If we look below and to the left of Jupiter in the south before dawn, the three objects that catch our attention are the red supergiant star Antares in Scorpius and, further from Jupiter, the planets Mars and Saturn.
Mars lies in southern Ophiuchus, between Antares and Saturn, and is heading eastwards into Sagittarius and towards a conjunction with Saturn in early April. The angle between the two planets falls from 17° to only 1.5° this month as Mars brightens from magnitude 0.8 to 0.3 and its distance falls from 210 million to 166 million km. Mars’ disk swells from 6.7 to 8.4 arcseconds, becoming large enough for surface detail to be visible through decent telescopes. Sadly, Mars (like Saturn) is so far south and so low in Scotland’s sky that the “seeing” is unlikely to be crisp and sharp.

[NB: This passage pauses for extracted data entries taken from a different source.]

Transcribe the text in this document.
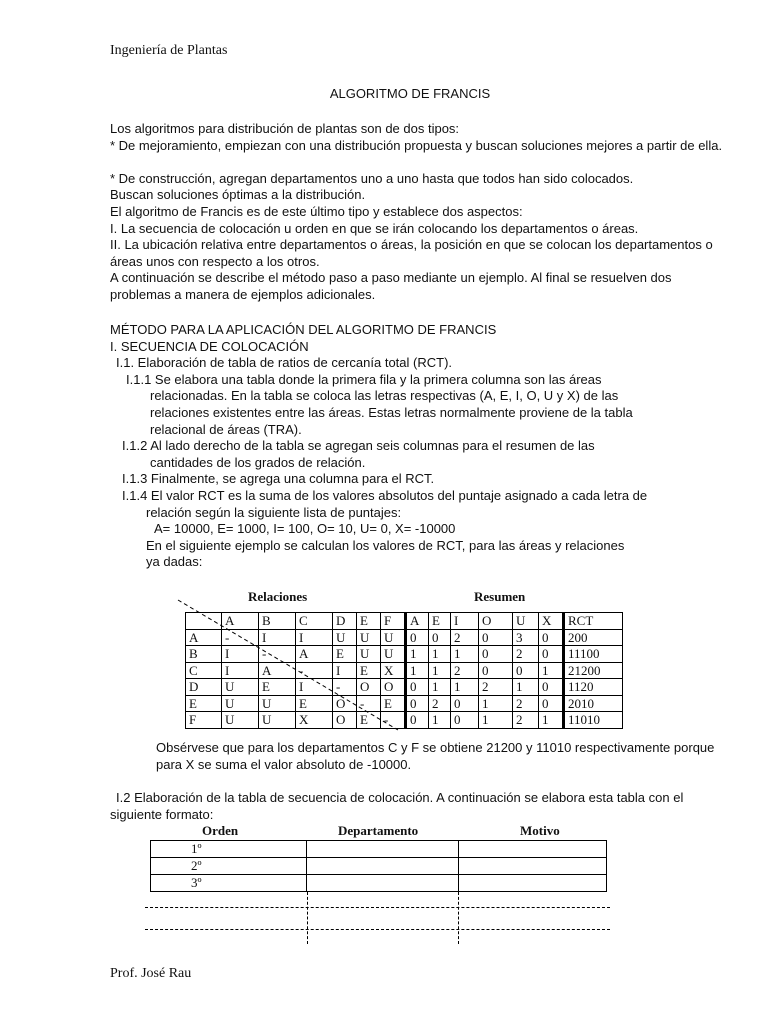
Ingeniería de Plantas
ALGORITMO DE FRANCIS
Los algoritmos para distribución de plantas son de dos tipos:
* De mejoramiento, empiezan con una distribución propuesta y buscan soluciones mejores a partir de ella.

* De construcción, agregan departamentos uno a uno hasta que todos han sido colocados.
Buscan soluciones óptimas a la distribución.
El algoritmo de Francis es de este último tipo y establece dos aspectos:
I. La secuencia de colocación u orden en que se irán colocando los departamentos o áreas.
II. La ubicación relativa entre departamentos o áreas, la posición en que se colocan los departamentos o
áreas unos con respecto a los otros.
A continuación se describe el método paso a paso mediante un ejemplo. Al final se resuelven dos
problemas a manera de ejemplos adicionales.
MÉTODO PARA LA APLICACIÓN DEL ALGORITMO DE FRANCIS
I. SECUENCIA DE COLOCACIÓN
I.1. Elaboración de tabla de ratios de cercanía total (RCT).
I.1.1 Se elabora una tabla donde la primera fila y la primera columna son las áreas
relacionadas. En la tabla se coloca las letras respectivas (A, E, I, O, U y X) de las
relaciones existentes entre las áreas. Estas letras normalmente proviene de la tabla
relacional de áreas (TRA).
I.1.2 Al lado derecho de la tabla se agregan seis columnas para el resumen de las
cantidades de los grados de relación.
I.1.3 Finalmente, se agrega una columna para el RCT.
I.1.4 El valor RCT es la suma de los valores absolutos del puntaje asignado a cada letra de
relación según la siguiente lista de puntajes:
A= 10000, E= 1000, I= 100, O= 10, U= 0, X= -10000
En el siguiente ejemplo se calculan los valores de RCT, para las áreas y relaciones
ya dadas:
Relaciones	Resumen
	A	B	C	D	E	F	A	E	I	O	U	X	RCT
A	-	I	I	U	U	U	0	0	2	0	3	0	200
B	I	-	A	E	U	U	1	1	1	0	2	0	11100
C	I	A	-	I	E	X	1	1	2	0	0	1	21200
D	U	E	I	-	O	O	0	1	1	2	1	0	1120
E	U	U	E	O	-	E	0	2	0	1	2	0	2010
F	U	U	X	O	E	-	0	1	0	1	2	1	11010
Obsérvese que para los departamentos C y F se obtiene 21200 y 11010 respectivamente porque
para X se suma el valor absoluto de -10000.
I.2 Elaboración de la tabla de secuencia de colocación. A continuación se elabora esta tabla con el
siguiente formato:
Orden	Departamento	Motivo
1º		
2º		
3º		
Prof. José Rau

Incidentally, on the morning of the 19th Mars passes between two of the southern sky’s showpiece objects, being a Moon’s breadth below the Trifid Nebula and twice this distance above the Lagoon Nebula. Both glowing clouds of hydrogen, dust and young stars appear as hazy patches through binoculars but are stunning in photographs.
Saturn, creeping eastwards just above the Teapot of Sagittarius, improves from magnitude 0.6 to 0.5 and has a 16 arcseconds disk set within its superb rings which span 37 arcseconds at midmonth and have their northern face tipped towards us at 26°. The waning Moon lies above-left of Mars on the 10th and close to Saturn on the 11th.
Diary for 2018 March
Times are GMT until March 25, BST thereafter.

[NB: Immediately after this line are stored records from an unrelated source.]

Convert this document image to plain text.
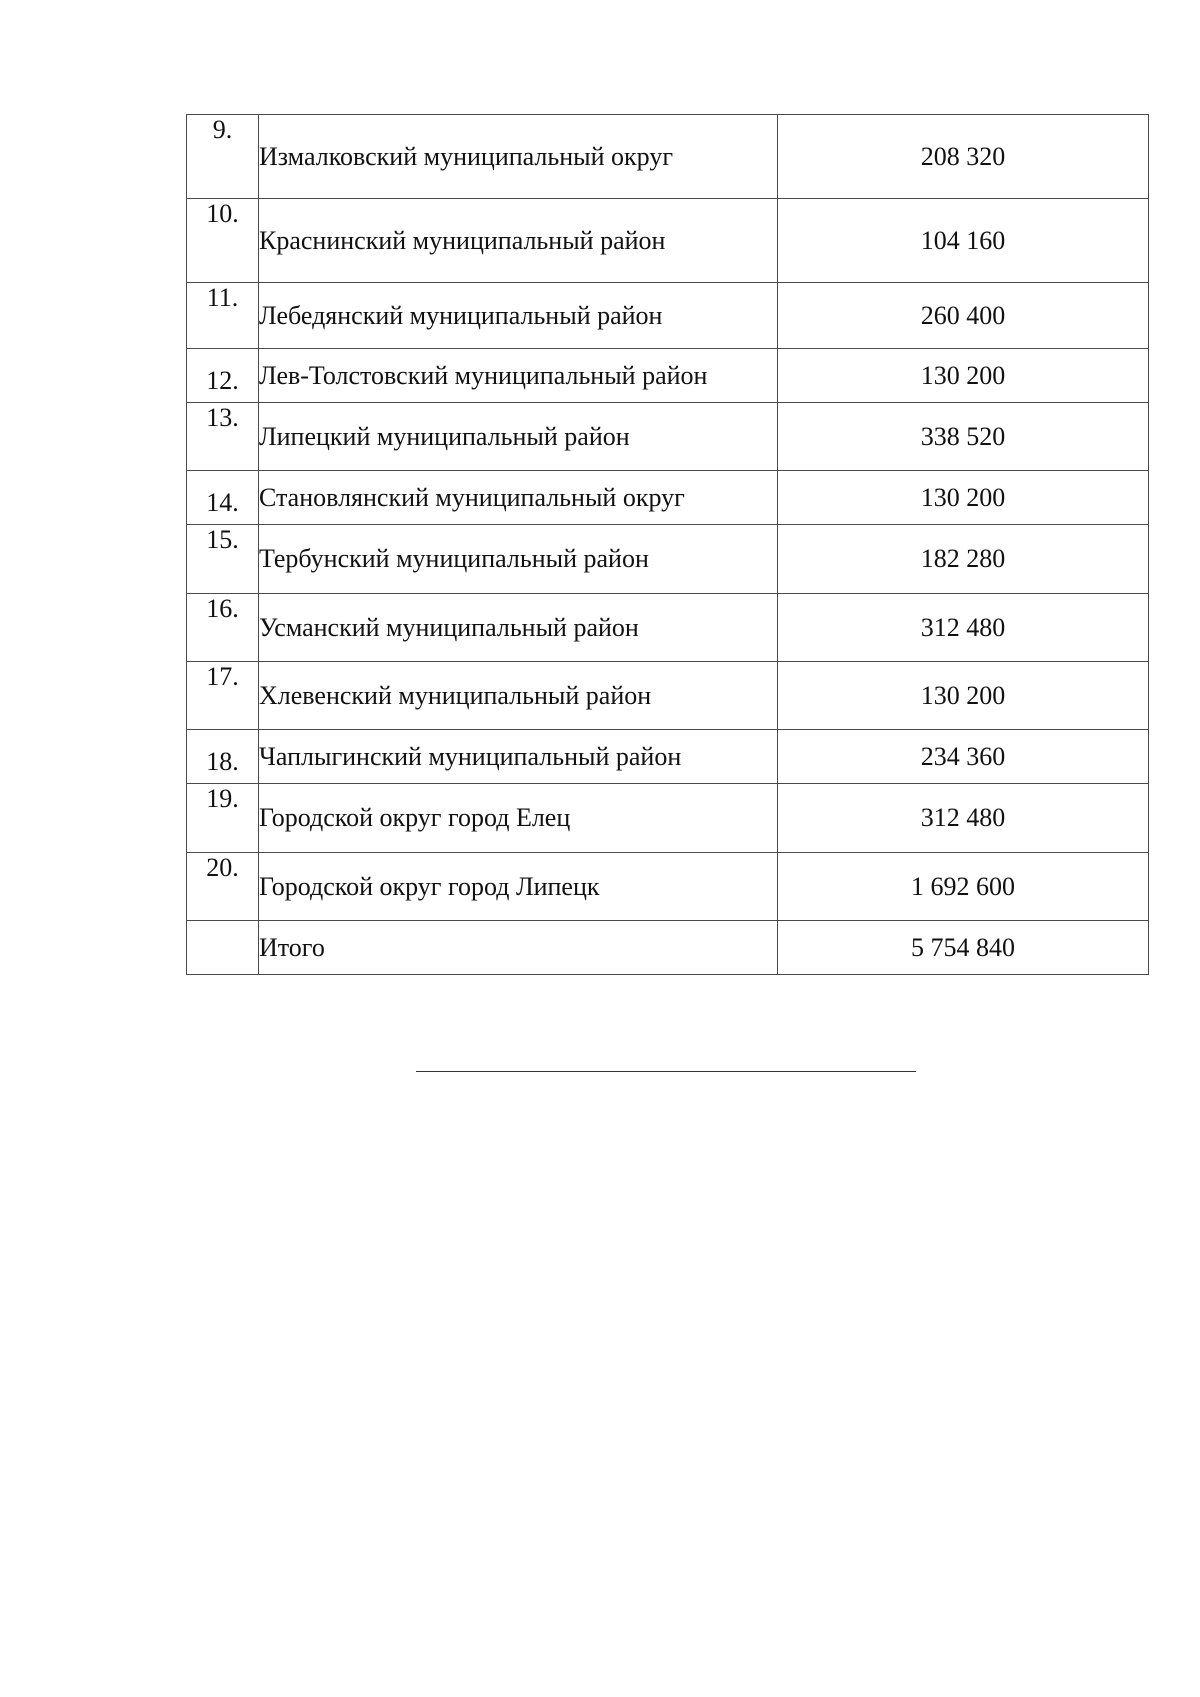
9.	Измалковский муниципальный округ	208 320
10.	Краснинский муниципальный район	104 160
11.	Лебедянский муниципальный район	260 400
12.	Лев-Толстовский муниципальный район	130 200
13.	Липецкий муниципальный район	338 520
14.	Становлянский муниципальный округ	130 200
15.	Тербунский муниципальный район	182 280
16.	Усманский муниципальный район	312 480
17.	Хлевенский муниципальный район	130 200
18.	Чаплыгинский муниципальный район	234 360
19.	Городской округ город Елец	312 480
20.	Городской округ город Липецк	1 692 600
	Итого	5 754 840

1st 06h Moon occults Regulus (disappears at 06:02 for Edinburgh)
2nd 01h Full moon
4th 14h Neptune in conjunction with Sun
5th 18h Mercury 1.4° N of Venus
7th 07h Moon 4° N of Jupiter
9th 10h Jupiter stationary (motion against stars reverses from E to W)
9th 11h Last quarter
10th 01h Moon 4° N of Mars
11th 02h Moon 2.2° N of Saturn
15th 15h Mercury furthest E of Sun (18°)
17th 13h New moon
18th 01h Mercury 4° N of Venus
18th 18h Moon 8° S of Mercury
18th 19h Moon 4° S of Venus
20th 16:15 Vernal equinox
23rd 00h Moon occults Aldebaran (23:31 to 00:14 for Edinburgh)
24th 16h First quarter
25th 01h Start of British Summer Time
27th 02h Moon 1.8° S of star cluster Praesepe in Cancer
31st 14h Full moon
This is a slightly revised version, with added diary, of Alan’s article published in The Scotsman on February 28th 2018, with thanks to the newspaper for permission to republish here.

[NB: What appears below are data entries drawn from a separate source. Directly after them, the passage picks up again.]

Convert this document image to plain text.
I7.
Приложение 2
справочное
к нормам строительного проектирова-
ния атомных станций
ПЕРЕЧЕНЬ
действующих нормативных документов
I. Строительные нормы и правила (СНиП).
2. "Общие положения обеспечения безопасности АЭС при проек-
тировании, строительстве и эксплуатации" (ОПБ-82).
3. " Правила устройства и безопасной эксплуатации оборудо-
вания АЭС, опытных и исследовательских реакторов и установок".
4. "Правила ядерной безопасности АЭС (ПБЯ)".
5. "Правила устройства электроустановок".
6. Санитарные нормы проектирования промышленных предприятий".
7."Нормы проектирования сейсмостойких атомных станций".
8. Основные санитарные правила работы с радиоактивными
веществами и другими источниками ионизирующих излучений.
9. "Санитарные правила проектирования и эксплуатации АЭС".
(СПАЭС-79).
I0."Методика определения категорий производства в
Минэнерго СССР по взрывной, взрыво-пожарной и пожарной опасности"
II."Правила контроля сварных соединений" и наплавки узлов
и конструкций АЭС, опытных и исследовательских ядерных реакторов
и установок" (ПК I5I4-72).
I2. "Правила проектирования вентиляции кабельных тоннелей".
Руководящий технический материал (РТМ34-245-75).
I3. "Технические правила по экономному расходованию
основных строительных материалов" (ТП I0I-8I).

Conspicuous Jupiter leads trio of planets before dawn
February’s main planetary focus is the trio of Jupiter, Mars and Saturn in our predawn sky while Venus and Mercury begin spells of evening visibility later in the period. As the night falls at present, though, our eyes are drawn inevitably to the sparkling form of Orion in our south-eastern sky. Perhaps the only constellation that most people can recognise, it is one of the very few that has any resemblance to its name.
It is easy to imagine Orion’s brighter stars as the form of a man, the Hunter, with stars to represent his shoulders and knees, and three more as his Belt. Fainter stars mark his head, a club and a shield, the latter brandished in the face of Taurus the Bull, while his Sword, hanging at the ready below the Belt, contains the fuzzy star-forming Orion Nebula, mentioned here last month.
Since he straddles the celestial equator, the whole of Orion is visible worldwide except from the polar regions. Observers in the southern hemisphere, though, are seeing him upside down as he crosses the northern sky during their summer nights. For us, Orion passes due south about one hour before our map times.
The line of Orion’s Belt slants down to our brightest nighttime star, Sirius, in Canis Major which is one of the two dogs that accompany Orion around the sky. The other, Canis Minor, stands higher to its left with the star Procyon. This, with Sirius and Betelgeuse in Orion’s shoulder, form the equilateral Winter Triangle whose centre passes some 30° high in the south at our map times.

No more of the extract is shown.